The businessman, trying to get Mr. Capwill to invest in a project, brought him to Hollywood to spend time on the set of the Fox television series “Beverly Hills 90210.”

When Mr. Capwill backed out of the deal, the jilted businessman tipped off Liberte’s president, J. Richard Jamieson, about Mr. Capwill’s ventures.

Liberte in April 1999 filed a lawsuit charging Mr. Capwill with mismanagement of the escrow account, a suit later joined by Alpha. The suit eventually sparked the seizure of Mr. Capwill’s property.

Mr. Capwill’s Cleveland attorney, Nancy C. Schuster, says Liberte and Alpha sanctioned her client’s investments.

“Although the principals have denied it, I believe they knew precisely what investments Mr. Capwill was making and stood to profit from any increase in value. He certainly didn’t do anything which he, at the time, thought was improper,” Ms. Schuster says. “He believed in the end that the investments would be repaid and they would benefit all parties.”

Mr. Capwill could not be reached for comment.

Web of corruption

While Mr. Capwill has not been charged criminally, other players associated with him are either under investigation or under indictment.

Anne DiLeo, president of Alpha, has been charged in Tennessee with mail fraud and money laundering for allegedly participating in a clean-sheeting scheme in which HIV-positive patients lied on their applications to get life insurance.

Those policies were sold to Alpha for 10% to 20% of face value, says Gary Humble, an assistant U.S. attorney for the Eastern District of Tennessee.

Some people obtained as many as 31 policies in year by applying for policies of $100,000 or less, which typically did not require a medical checkup.
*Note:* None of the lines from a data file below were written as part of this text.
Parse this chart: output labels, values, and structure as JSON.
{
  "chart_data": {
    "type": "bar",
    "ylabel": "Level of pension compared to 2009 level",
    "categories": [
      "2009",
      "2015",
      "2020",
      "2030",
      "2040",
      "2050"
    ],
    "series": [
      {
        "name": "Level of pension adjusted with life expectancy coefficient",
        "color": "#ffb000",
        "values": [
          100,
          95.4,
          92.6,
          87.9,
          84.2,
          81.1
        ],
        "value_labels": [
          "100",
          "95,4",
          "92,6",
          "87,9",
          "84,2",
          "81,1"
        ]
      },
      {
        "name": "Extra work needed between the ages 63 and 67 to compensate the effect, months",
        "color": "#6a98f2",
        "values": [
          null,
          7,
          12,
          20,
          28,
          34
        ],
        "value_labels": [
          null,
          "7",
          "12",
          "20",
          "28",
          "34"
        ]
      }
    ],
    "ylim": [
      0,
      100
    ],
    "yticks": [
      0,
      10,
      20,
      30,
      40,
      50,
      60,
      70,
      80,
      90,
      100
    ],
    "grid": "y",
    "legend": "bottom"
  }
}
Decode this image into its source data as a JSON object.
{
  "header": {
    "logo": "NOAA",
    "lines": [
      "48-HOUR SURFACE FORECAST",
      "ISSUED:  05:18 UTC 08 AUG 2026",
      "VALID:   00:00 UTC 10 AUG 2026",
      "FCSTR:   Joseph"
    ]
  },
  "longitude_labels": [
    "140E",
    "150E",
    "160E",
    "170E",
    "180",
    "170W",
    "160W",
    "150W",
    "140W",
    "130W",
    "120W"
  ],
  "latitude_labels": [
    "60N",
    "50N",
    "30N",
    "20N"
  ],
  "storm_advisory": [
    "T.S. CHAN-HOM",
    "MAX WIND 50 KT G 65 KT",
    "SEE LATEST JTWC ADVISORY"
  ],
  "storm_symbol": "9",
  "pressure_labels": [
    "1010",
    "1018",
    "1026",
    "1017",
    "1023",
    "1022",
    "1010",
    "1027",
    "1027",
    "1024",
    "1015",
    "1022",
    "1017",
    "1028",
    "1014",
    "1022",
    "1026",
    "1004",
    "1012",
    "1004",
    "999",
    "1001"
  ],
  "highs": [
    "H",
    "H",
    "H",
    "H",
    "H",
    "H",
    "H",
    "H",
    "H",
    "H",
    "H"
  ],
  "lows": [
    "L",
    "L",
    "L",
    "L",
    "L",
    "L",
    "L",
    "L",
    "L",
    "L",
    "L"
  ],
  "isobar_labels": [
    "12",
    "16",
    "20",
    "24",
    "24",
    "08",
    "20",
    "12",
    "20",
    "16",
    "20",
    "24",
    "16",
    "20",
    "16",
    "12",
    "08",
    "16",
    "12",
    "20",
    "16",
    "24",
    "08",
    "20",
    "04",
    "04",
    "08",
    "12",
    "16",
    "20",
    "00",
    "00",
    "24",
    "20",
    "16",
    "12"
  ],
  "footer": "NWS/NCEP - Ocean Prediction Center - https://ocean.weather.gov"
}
Federal authorities in Ohio are also investigating alleged clean-sheeting practices by Liberte’s president, Mr. Jamieson, brokers and policyholders. Agents raided Liberte’s offices in May, seized all records and closed the business.
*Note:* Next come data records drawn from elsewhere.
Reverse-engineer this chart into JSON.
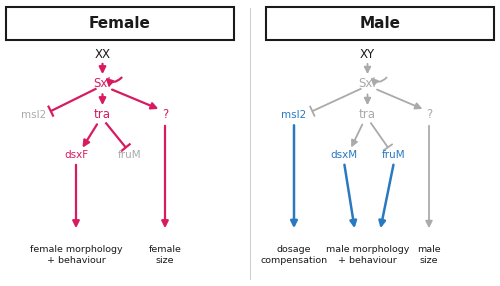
{
  "title_female": "Female",
  "title_male": "Male",
  "pink": "#D81B60",
  "blue": "#2979C1",
  "gray": "#AAAAAA",
  "black": "#1A1A1A",
  "bg": "#FFFFFF",
  "xlim": [
    0,
    10
  ],
  "ylim": [
    0,
    5.72
  ]
}
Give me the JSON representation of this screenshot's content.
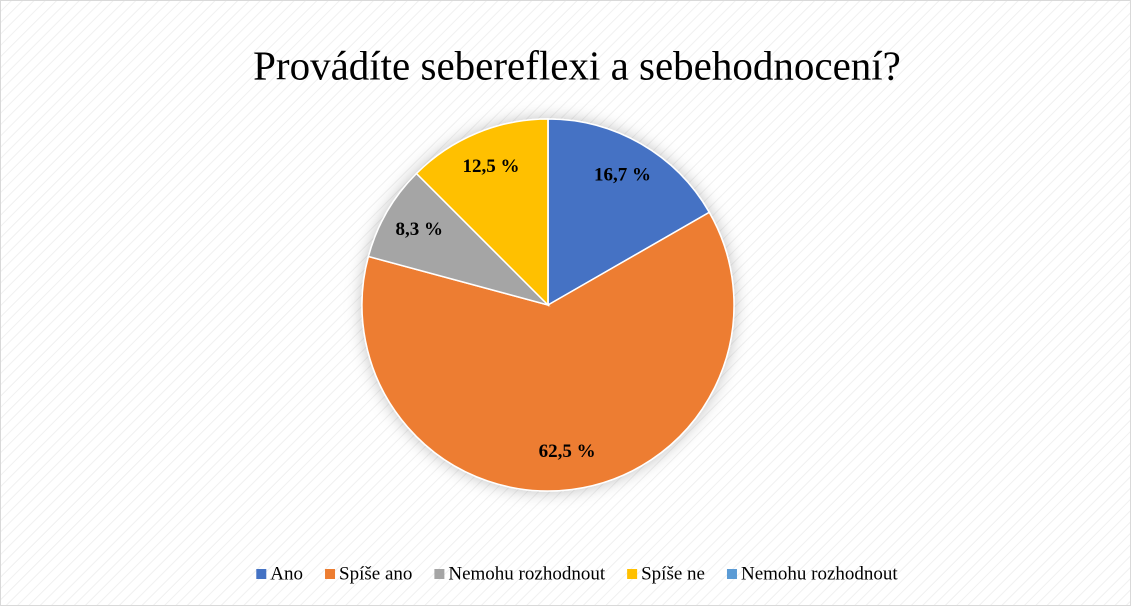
{
  "chart_data": {
    "type": "pie",
    "title": "Provádíte sebereflexi a sebehodnocení?",
    "categories": [
      "Ano",
      "Spíše ano",
      "Nemohu rozhodnout",
      "Spíše ne",
      "Nemohu rozhodnout"
    ],
    "values": [
      16.7,
      62.5,
      8.3,
      12.5,
      0
    ],
    "value_labels": [
      "16,7 %",
      "62,5 %",
      "8,3 %",
      "12,5 %",
      null
    ],
    "colors": [
      "#4472c4",
      "#ed7d31",
      "#a5a5a5",
      "#ffc000",
      "#5b9bd5"
    ],
    "legend": "bottom"
  }
}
No one has tied Mr. Capwill to the alleged clean-sheeting schemes, investigators say.

But an IRS affidavit states that a note pulled from Mr. Jamieson’s trash shows that he and Mr. Capwill may have had an agreement to secretly funnel escrow money to Mr. Jamieson’s other company, R.J. Management.

While Mr. Javitch, the court-appointed receiver, attempts to recover as much money as he can, he knows that it will be limited.

“It is going to be a pittance compared to the overall loss of the many people involved,” he says. “Why they went into the investment to begin with, whether it was even suitable, that’s my only question.”